Sedangkan mantan komisioner Ombudsman RI yang saat ini adalah penasihat KPK, Budi Santoso menyebutkan setidaknya 1 atau 2 dari 3 penasihat akan mendaftar untuk menjadi calon pimpinan KPK 2019-2023.

"Tapi bukan saya karena 3 orang penasihat KPK kan selesai bertugas pada 2021, akan lebih indah bila penasihat dapat bertugas 2 tahun pada masa kepemimpinan jilid IV dan 2 tahun lagi pada kepemimpinan jilid V. Memang idealnya salah satu dari 5 orang pimpinan saat ini mendaftar lagi dan lolos untuk 2019-2023 sehingga menjadi 'staggering' agar tidak terputus sama sekali, tapi karena belum pernah ada yang bisa seperti itu maka lebih baik saya yang menjadi penyambung antara program (pimpinan) jilid IV dan jilid V," jelas Budi.

Penasihat KPK lainnya, Tsani Annafari yang adalah bekas Kepala Bidang Kepabeanan dan Cukai Kantor Wilayah DJBC Kalimantan bagian Timur itu pun dengan tegas memperlihatkan niatannya untuk mendaftar capim KPK.

"Tunggu saja 4 Juli, saya daftar atau tidak," ucap Tsani, tertawa.

Sedangkan Sarwono Sutikno yang sebelum mengabdi di KPK adalah Dosen Sekolah Teknik Elektro dan Informatika ITB hanya menjawab normatif ketika ditanya ketertarikannya untuk menjadi pimpinan KPK.

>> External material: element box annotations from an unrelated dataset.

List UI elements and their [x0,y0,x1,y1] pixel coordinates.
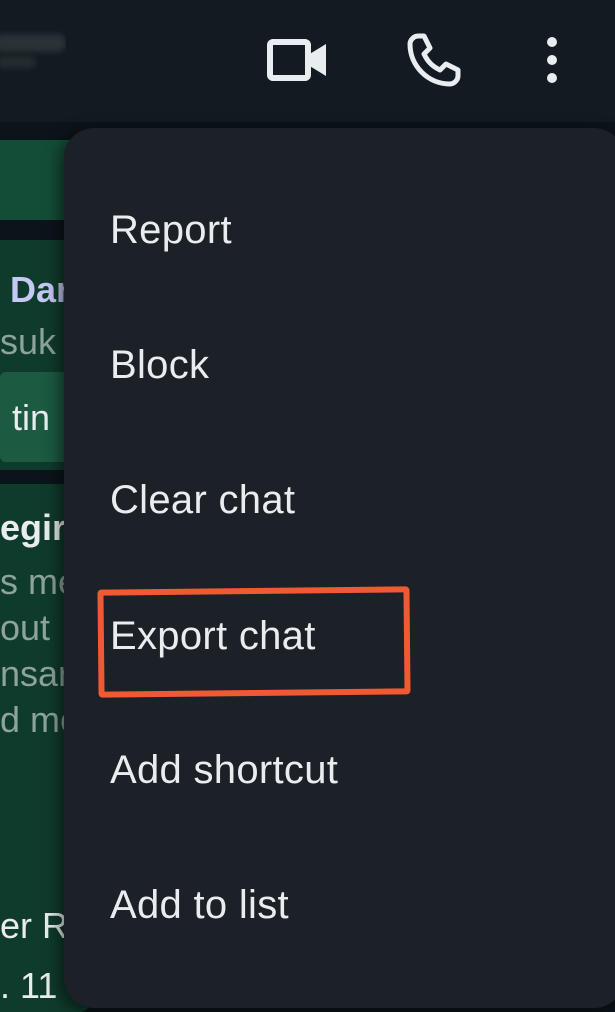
overflow-menu: Report Block Clear chat Export chat Add … [64,128,615,1008]
menu-item-add-shortcut[interactable]: Add shortcut [110,748,338,793]
video-camera-icon [267,39,326,81]
menu-item-clear-chat[interactable]: Clear chat [110,478,295,523]
message-sender-fragment: Dar [10,269,71,310]
message-text-fragment: out [0,607,51,648]
contact-name-redacted[interactable] [0,30,66,76]
message-text-fragment: nsar [0,653,71,694]
message-title-fragment: egir [0,507,67,548]
voice-call-button[interactable] [404,30,464,90]
export-chat-highlight-box [97,586,411,698]
message-text-fragment: . 11 [0,965,58,1006]
video-call-button[interactable] [264,34,332,86]
phone-icon [407,33,461,87]
more-options-button[interactable] [534,34,570,88]
more-vertical-icon [547,37,557,83]
menu-item-block[interactable]: Block [110,343,209,388]
menu-item-add-to-list[interactable]: Add to list [110,883,289,928]
message-text-fragment: suk [0,321,57,362]
message-text-fragment: tin [12,397,51,438]
message-text-fragment: er R [0,905,69,946]
chat-header [0,0,615,122]
menu-item-report[interactable]: Report [110,208,232,253]
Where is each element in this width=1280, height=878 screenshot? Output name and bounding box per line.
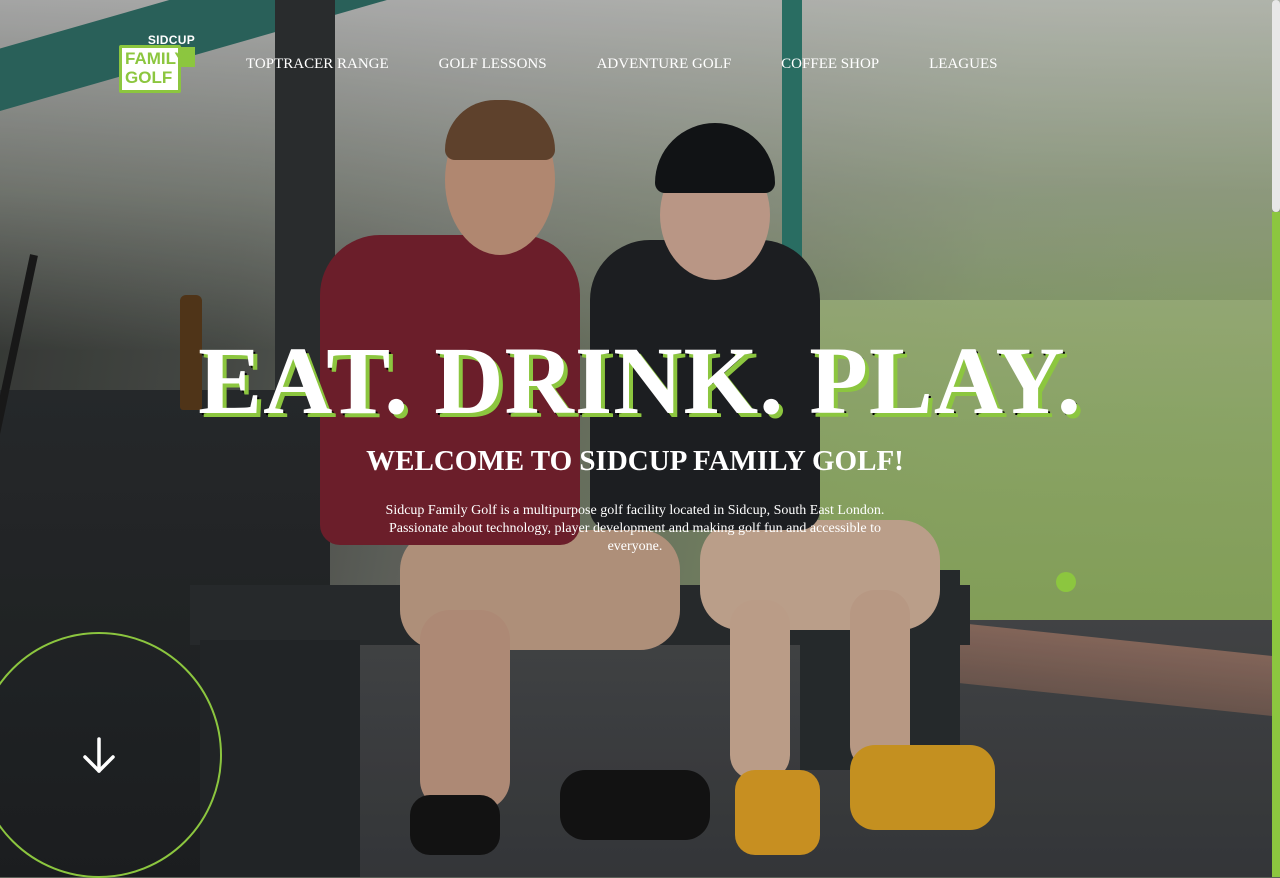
hero-subheading: WELCOME TO SIDCUP FAMILY GOLF! xyxy=(366,445,904,477)
nav-item-golf-lessons[interactable]: GOLF LESSONS xyxy=(439,56,547,76)
arrow-down-icon[interactable] xyxy=(82,736,116,776)
logo-badge: FAMILY GOLF xyxy=(119,45,186,93)
logo-line-family: FAMILY xyxy=(125,49,186,68)
nav-item-adventure-golf[interactable]: ADVENTURE GOLF xyxy=(597,56,732,76)
site-logo[interactable]: SIDCUP FAMILY GOLF xyxy=(119,33,197,95)
nav-item-toptracer-range[interactable]: TOPTRACER RANGE xyxy=(246,56,389,76)
main-nav: TOPTRACER RANGE GOLF LESSONS ADVENTURE G… xyxy=(246,56,1047,76)
nav-item-coffee-shop[interactable]: COFFEE SHOP xyxy=(781,56,879,76)
logo-line-golf: GOLF xyxy=(125,68,173,87)
green-edge-bar xyxy=(1272,212,1280,877)
scrollbar-thumb[interactable] xyxy=(1272,0,1280,212)
hero-intro-text: Sidcup Family Golf is a multipurpose gol… xyxy=(385,503,885,554)
nav-item-leagues[interactable]: LEAGUES xyxy=(929,56,997,76)
decorative-dot xyxy=(1056,572,1076,592)
hero-headline: EAT. DRINK. PLAY. xyxy=(198,327,1082,434)
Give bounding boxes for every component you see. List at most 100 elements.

"KPK sedang membangun sistem analisis 'big data', kebanyakan kita tidak tahu perkembangan 'big data' saat ini sudah meningkat, itu saja," ujar Sarwono kalem.

Hingga akhir acara memang tidak ada kesimpulang siapa saja yang akan mendaftar dan apa yang akan dilakukan oleh pimpinan KPK dalam sisa jabatannya yang tinggal lebih kurang 7 bulan lagi, tapi memang sepertinya bukan itu tujuan "ngabuburit" tersebut dilaksanakan.

Makan-makan dan menjaga silaturahim memang perlu dilakukan setidaknya untuk menjaga semangat, karena sejatinya tugas sebagai pimpinan KPK bukan hanya jalan untuk mencari rezeki dan menambah pengalaman tapi juga ibadah panjang di negeri yang menyebut korupsi sebagai penyakit kronis tapi, tak sedikit yang memandang sinis terhadap sepak terjang lembaga pemberantasan korupsi.